3.5 Correlations Between Baseline Relative Taxon Abundances and Patient Metadata

Finally, we sought correlations between relative taxon abundances at diagnosis and hematologic variables (Figure 7A), as well as other patient metadata (Figure 7B). PLT on Day 28 correlated positively with Lachnospiraceae, Blautia, Dorea, and Anaerotruncus (Spearman's rho ≥ 0.43; p ≤ 0.05), and negatively with Micrococcaceae, Enterobacteriaceae, and Rothia (rho ≤ −0.43; p ≤ 0.05).
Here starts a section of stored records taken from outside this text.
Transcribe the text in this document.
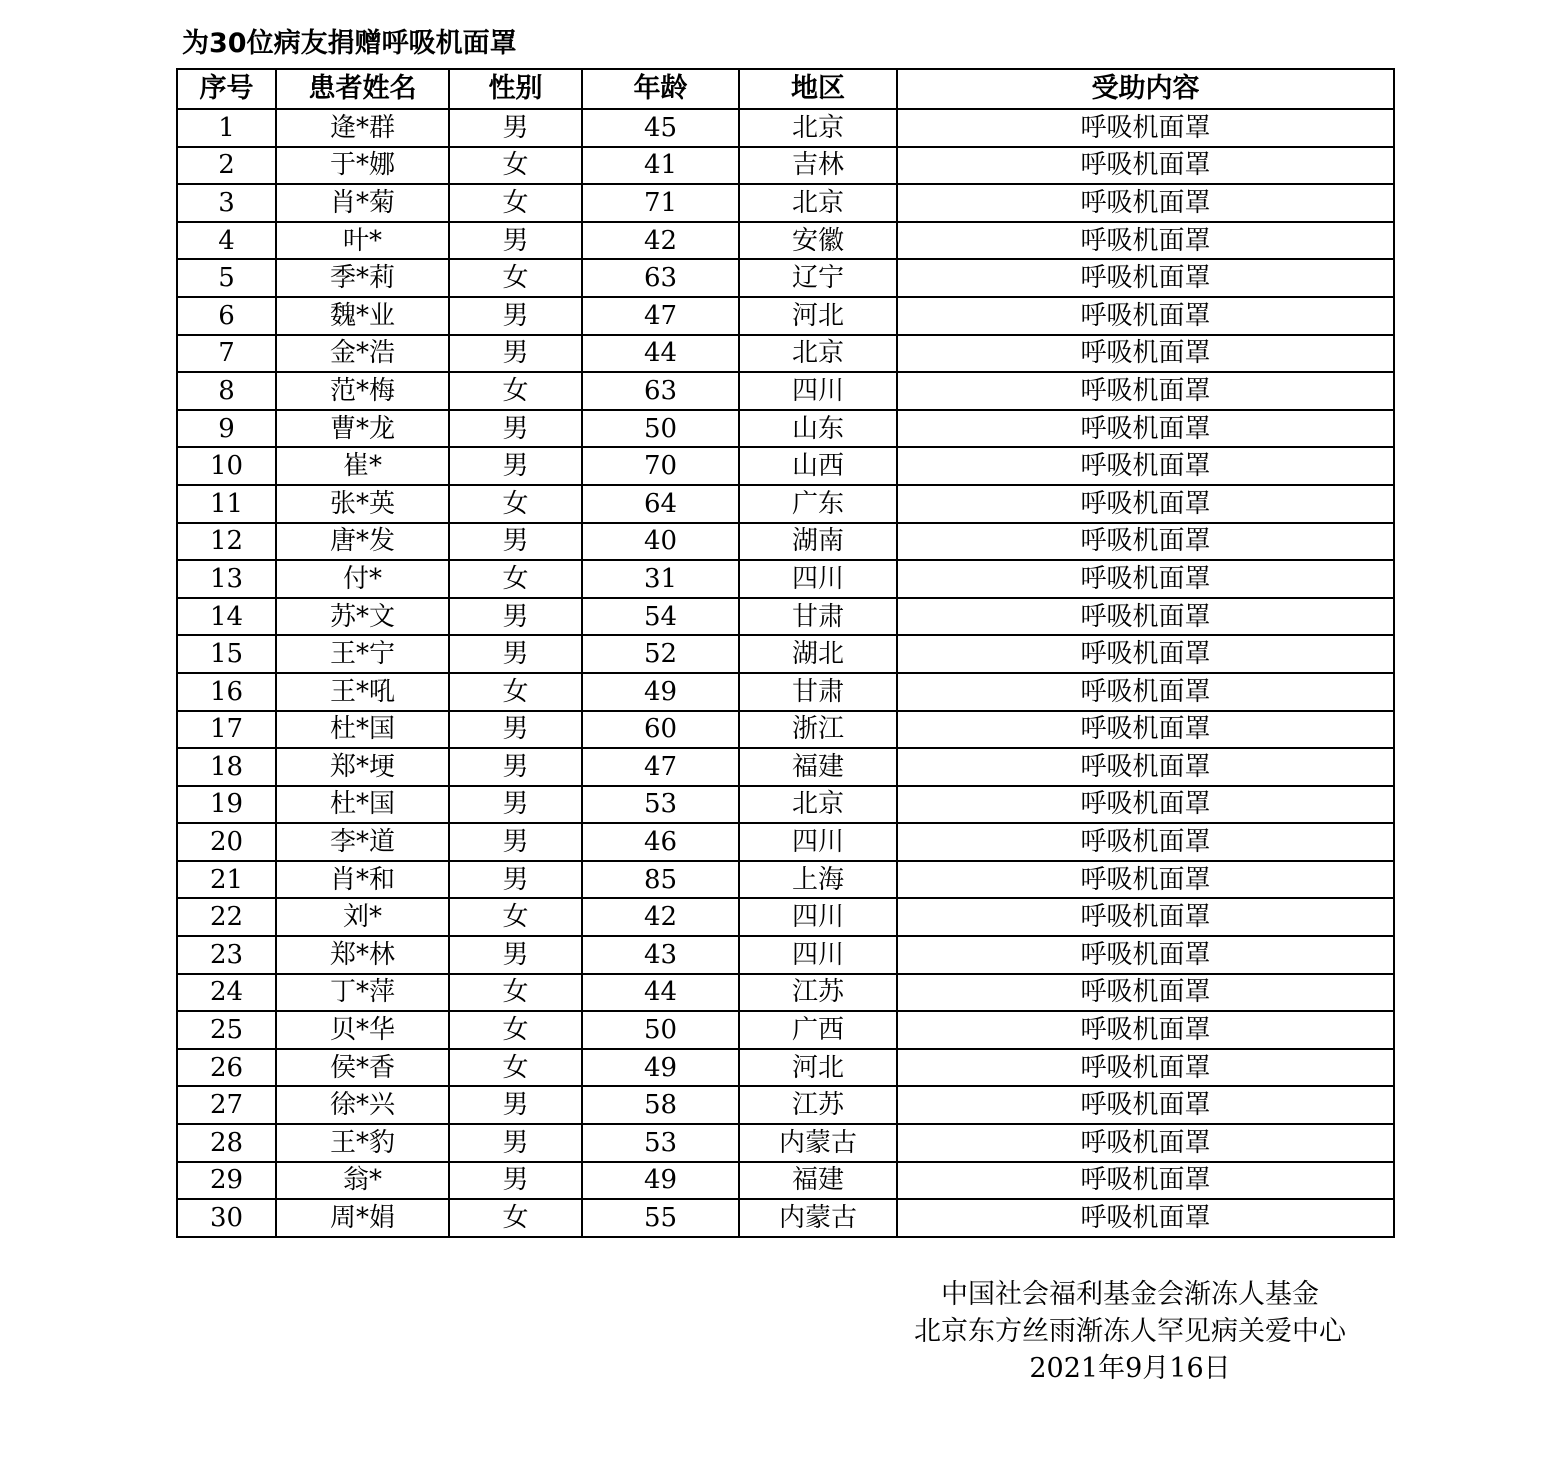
为30位病友捐赠呼吸机面罩
序号	患者姓名	性别	年龄	地区	受助内容
1	逄*群	男	45	北京	呼吸机面罩
2	于*娜	女	41	吉林	呼吸机面罩
3	肖*菊	女	71	北京	呼吸机面罩
4	叶*	男	42	安徽	呼吸机面罩
5	季*莉	女	63	辽宁	呼吸机面罩
6	魏*业	男	47	河北	呼吸机面罩
7	金*浩	男	44	北京	呼吸机面罩
8	范*梅	女	63	四川	呼吸机面罩
9	曹*龙	男	50	山东	呼吸机面罩
10	崔*	男	70	山西	呼吸机面罩
11	张*英	女	64	广东	呼吸机面罩
12	唐*发	男	40	湖南	呼吸机面罩
13	付*	女	31	四川	呼吸机面罩
14	苏*文	男	54	甘肃	呼吸机面罩
15	王*宁	男	52	湖北	呼吸机面罩
16	王*吼	女	49	甘肃	呼吸机面罩
17	杜*国	男	60	浙江	呼吸机面罩
18	郑*埂	男	47	福建	呼吸机面罩
19	杜*国	男	53	北京	呼吸机面罩
20	李*道	男	46	四川	呼吸机面罩
21	肖*和	男	85	上海	呼吸机面罩
22	刘*	女	42	四川	呼吸机面罩
23	郑*林	男	43	四川	呼吸机面罩
24	丁*萍	女	44	江苏	呼吸机面罩
25	贝*华	女	50	广西	呼吸机面罩
26	侯*香	女	49	河北	呼吸机面罩
27	徐*兴	男	58	江苏	呼吸机面罩
28	王*豹	男	53	内蒙古	呼吸机面罩
29	翁*	男	49	福建	呼吸机面罩
30	周*娟	女	55	内蒙古	呼吸机面罩
中国社会福利基金会渐冻人基金
北京东方丝雨渐冻人罕见病关爱中心
2021年9月16日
ALC on Day 28 correlated directly with [Barnesiellaceae], [Odoribacteraceae], Lachnospiraceae, Blautia, and [Eubacterium] (rho ≥ 0.04; p ≤ 0.03). Finally, ANC on Day 28 correlated positively with Bifidobacteriaceae, [Barnesiellaceae], Ruminococcaceae, Alcaligenaceae, Bifidobacterium, Butyricimonas, [Prevotella], Blautia, Anaerotruncus, Faecalibacterium, and Sutterella (rho ≥ 0.44; p ≤ 0.04), and negatively with Micrococcaceae, Enterobacteriaceae, and Rothia (rho ≤ −0.43; p ≤ 0.02). Regarding other hematologic parameters at baseline, we found a positive correlation between WBCs and Peptostreptococcaceae and Desulfovibrio (rho ≥ 0.42; p ≤ 0.04); a negative correlation between ferritin and Pasteurellaceae and Haemophilus (rho = −0.4; p = 0.04); a positive correlation between lactate dehydrogenase and [Paraprevotellaceae], Desulfovibrionaceae, and Desulfovibrio (rho ≥ 0.42; p ≤ 0.03), and negative with Micrococcaceae and Rothia (rho = −0.42; p = 0.03); and a positive correlation between CRP and Enterococcaceae, Atopobium, and Enterococcus (rho: ≥ 0.52; p ≤ 0.004), while negative with Lachnospiraceae (rho = −0.46; p = 0.02). For dichotomous variables, the presence of pro-oncogenic mutations correlated positively with Erysipelotrichaceae (point-biserial correlation rpb = 0.39; p = 0.045) and negatively with Peptococcaceae, Lachnobacterium, Faecalibacterium, and Dialister (rpb ≤ −0.39; p ≤ 0.05). Antibiotic use correlated negatively with Methanobacteriaceae, Peptococcaceae, Ruminococcaceae, Methanobrevibacter, and Oscillospira (rpb ≤ −0.45; p ≤ 0.02). OS correlated inversely with Ruminococcaceae (rpb = −0.49; p = 0.01). The use of hypomethylating agent decitabine was positively correlated with many different taxa, such as Methanobacteriaceae, Turicibacteraceae, Christensenellaceae, Clostridiaceae, Dehalobacteriaceae, Eubacteriaceae, Oxalobacteraceae, Methanobrevibacter, Collinsella, Slackia, Turicibacter, Dehalobacterium, Pseudoramibacter_Eubacterium, Acidaminococcus, Dialister, Anaerococcus, Bilophila, and Klebsiella (rpb ≥ 0.38; p < 0.05).